I dance with Gloria and Mae and Tamara and Ida. Pea dances again with Walter, then Alvin, then Tamara just for the competition. My feet throb with sympathetic blisters watching them go. Dessert comes out of the oven. We’re somehow all hungry again. Ida falls asleep by her pie. Pea carries her to bed, but the rest of the family slip upstairs soon after. The music still plays. We holdouts tap stockinged feet to the rhythm as we open up bottles of a 1935 Bordeaux that Walter gave as a wedding present. We argue politics: the war, the Japanese, our tactics, Roosevelt, Hitler, when we’ll all come back home.

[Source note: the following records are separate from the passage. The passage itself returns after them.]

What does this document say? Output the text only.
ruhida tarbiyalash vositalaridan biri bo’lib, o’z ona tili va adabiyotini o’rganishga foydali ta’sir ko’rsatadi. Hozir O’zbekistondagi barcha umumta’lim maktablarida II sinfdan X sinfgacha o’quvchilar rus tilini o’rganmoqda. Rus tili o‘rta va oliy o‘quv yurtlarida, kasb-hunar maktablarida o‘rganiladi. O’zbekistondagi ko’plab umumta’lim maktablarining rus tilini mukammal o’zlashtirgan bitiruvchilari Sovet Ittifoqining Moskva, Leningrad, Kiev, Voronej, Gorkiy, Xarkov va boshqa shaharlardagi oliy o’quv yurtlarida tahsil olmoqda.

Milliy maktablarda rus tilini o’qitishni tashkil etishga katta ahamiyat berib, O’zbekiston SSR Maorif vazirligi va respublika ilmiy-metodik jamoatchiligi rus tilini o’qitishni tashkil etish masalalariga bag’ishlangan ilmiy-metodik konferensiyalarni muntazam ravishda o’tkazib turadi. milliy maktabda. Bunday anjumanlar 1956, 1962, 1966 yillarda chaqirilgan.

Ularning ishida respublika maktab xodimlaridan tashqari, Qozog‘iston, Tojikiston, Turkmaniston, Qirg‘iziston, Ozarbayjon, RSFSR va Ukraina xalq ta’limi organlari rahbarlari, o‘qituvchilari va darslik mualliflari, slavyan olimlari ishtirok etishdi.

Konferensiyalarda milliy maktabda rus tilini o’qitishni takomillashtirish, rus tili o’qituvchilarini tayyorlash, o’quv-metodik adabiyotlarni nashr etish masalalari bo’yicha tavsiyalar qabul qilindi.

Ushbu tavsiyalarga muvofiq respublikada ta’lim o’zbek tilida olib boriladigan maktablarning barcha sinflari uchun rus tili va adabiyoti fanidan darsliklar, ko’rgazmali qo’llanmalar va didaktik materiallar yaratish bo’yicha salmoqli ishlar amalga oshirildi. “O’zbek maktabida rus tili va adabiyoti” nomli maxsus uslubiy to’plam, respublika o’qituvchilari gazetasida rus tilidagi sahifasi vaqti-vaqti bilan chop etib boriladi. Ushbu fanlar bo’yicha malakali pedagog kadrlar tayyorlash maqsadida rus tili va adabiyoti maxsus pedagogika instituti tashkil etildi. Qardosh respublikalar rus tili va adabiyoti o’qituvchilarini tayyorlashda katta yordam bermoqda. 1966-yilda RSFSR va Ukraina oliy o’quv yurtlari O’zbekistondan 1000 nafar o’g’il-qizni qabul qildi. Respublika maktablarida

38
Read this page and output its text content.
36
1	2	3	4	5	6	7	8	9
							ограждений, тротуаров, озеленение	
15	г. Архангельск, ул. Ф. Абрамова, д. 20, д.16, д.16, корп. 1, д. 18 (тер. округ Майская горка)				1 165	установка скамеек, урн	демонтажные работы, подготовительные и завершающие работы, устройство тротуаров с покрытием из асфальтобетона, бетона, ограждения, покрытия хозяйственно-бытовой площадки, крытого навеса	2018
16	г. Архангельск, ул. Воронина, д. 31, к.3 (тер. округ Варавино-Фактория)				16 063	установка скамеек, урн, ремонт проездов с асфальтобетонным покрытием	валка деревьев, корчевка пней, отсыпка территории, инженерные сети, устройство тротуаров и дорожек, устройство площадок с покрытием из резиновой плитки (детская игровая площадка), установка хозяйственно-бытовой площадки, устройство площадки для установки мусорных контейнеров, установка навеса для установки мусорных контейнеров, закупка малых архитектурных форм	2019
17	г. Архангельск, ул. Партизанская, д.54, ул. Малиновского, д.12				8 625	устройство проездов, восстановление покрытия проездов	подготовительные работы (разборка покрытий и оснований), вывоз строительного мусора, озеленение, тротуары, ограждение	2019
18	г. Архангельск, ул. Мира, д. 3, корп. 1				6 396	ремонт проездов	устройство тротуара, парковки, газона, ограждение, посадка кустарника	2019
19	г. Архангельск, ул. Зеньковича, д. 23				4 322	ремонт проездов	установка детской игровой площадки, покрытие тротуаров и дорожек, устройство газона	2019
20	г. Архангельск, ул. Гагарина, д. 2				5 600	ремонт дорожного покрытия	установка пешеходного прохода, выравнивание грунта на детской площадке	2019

No one mentions that I’m to be shipped with a Negro unit in a week’s time; no one mentions Tamara’s beau, set to fly transport runs in the Pacific. In the midst of a heated discussion over the draft expansion, Pea turns to me with something I’d call panic if it weren’t so happy.
“What was your grandmother’s name?”
“Kate?” I slide my hands along her rib cage. Too easy to find even beneath the aged silk and lace of her wedding dress.
“No,” she says, “the other one.”
The one who made me batata bhaji and poori and cool drinks with yogurt and mint and rose petals. The one who loved me when my father loved me. Before I met death. Before I killed a man. Before I learned of blood and desire and their cost.
“Durga,” I say, and Pea’s breath catches.
“That’s her name. So you’ll know when you write.”
Pea’s lips are stained red with wine and her cheeks are bright with blood. I kiss her softly. “Just going out for some air,” I say.
Walter watches me go. Pea is saying something to Tamara, her back trembling with laughter.
The snow has stopped, but the wind kicks up the drifts. Ice stings my cheeks. It takes three tries to get my cigarette to catch. The light from inside the house is warm. Spilled generously, like their laughter.